Scale numerical features and perform stratified train/test split (80/20, random_state=42). AC: Train and test sets exist. Churn proportion within 1 percentage point of original in both sets.

Unit 3: Training and Evaluation

T7: Train the model

Train RandomForestClassifier with class_weight='balanced' and random_state=42. AC: Model object exists, training completes without error.

T8: Evaluate the model

Generate confusion matrix and classification report on the test set. AC: Churn class recall >= 0.55.

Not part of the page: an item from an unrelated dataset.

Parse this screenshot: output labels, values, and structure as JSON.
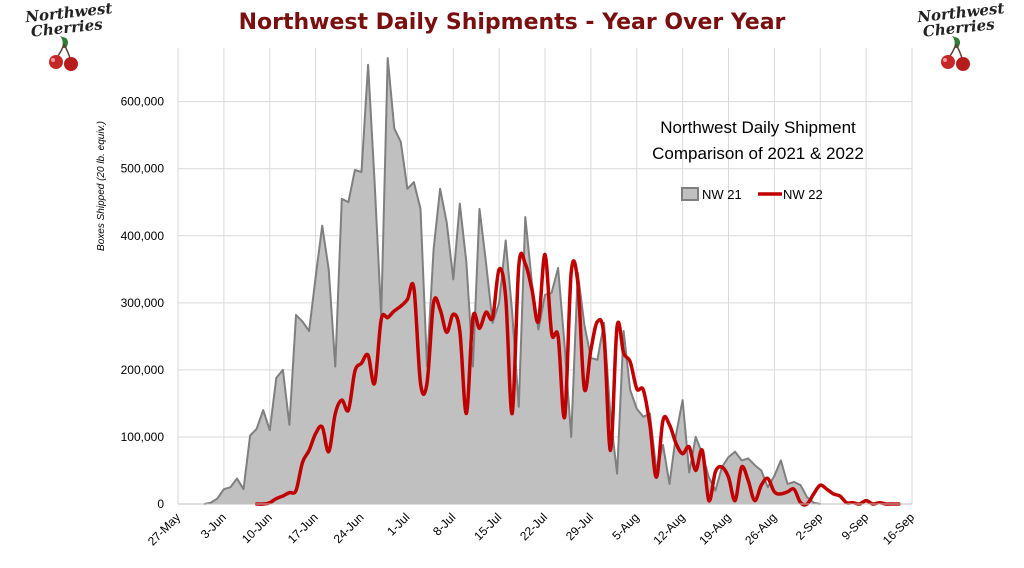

T9: Extract feature importances

Print ranked feature importances from the trained model. AC: Feature importance list produced, top features identified.

Unit 4: Serving the Model

T10: Build the API endpoint

Create a FastAPI app that loads the trained model, accepts subscriber features as JSON, and returns churn probability and binary prediction. AC: Server starts, responds to valid requests with probability between 0 and 1.

T11: Test the endpoint

Test with valid input (curl), test with missing features, test with wrong types. AC: Valid input returns 200 with probability. Invalid input returns appropriate error.

T12: Add request logging

Log each prediction request and response with timestamp. AC: Log file records predictions after curl requests.

Unit 5: Project Close

No tickets. Unit 5 covers committing to Git, pushing to GitHub, writing the README, and delivering results to Emeka.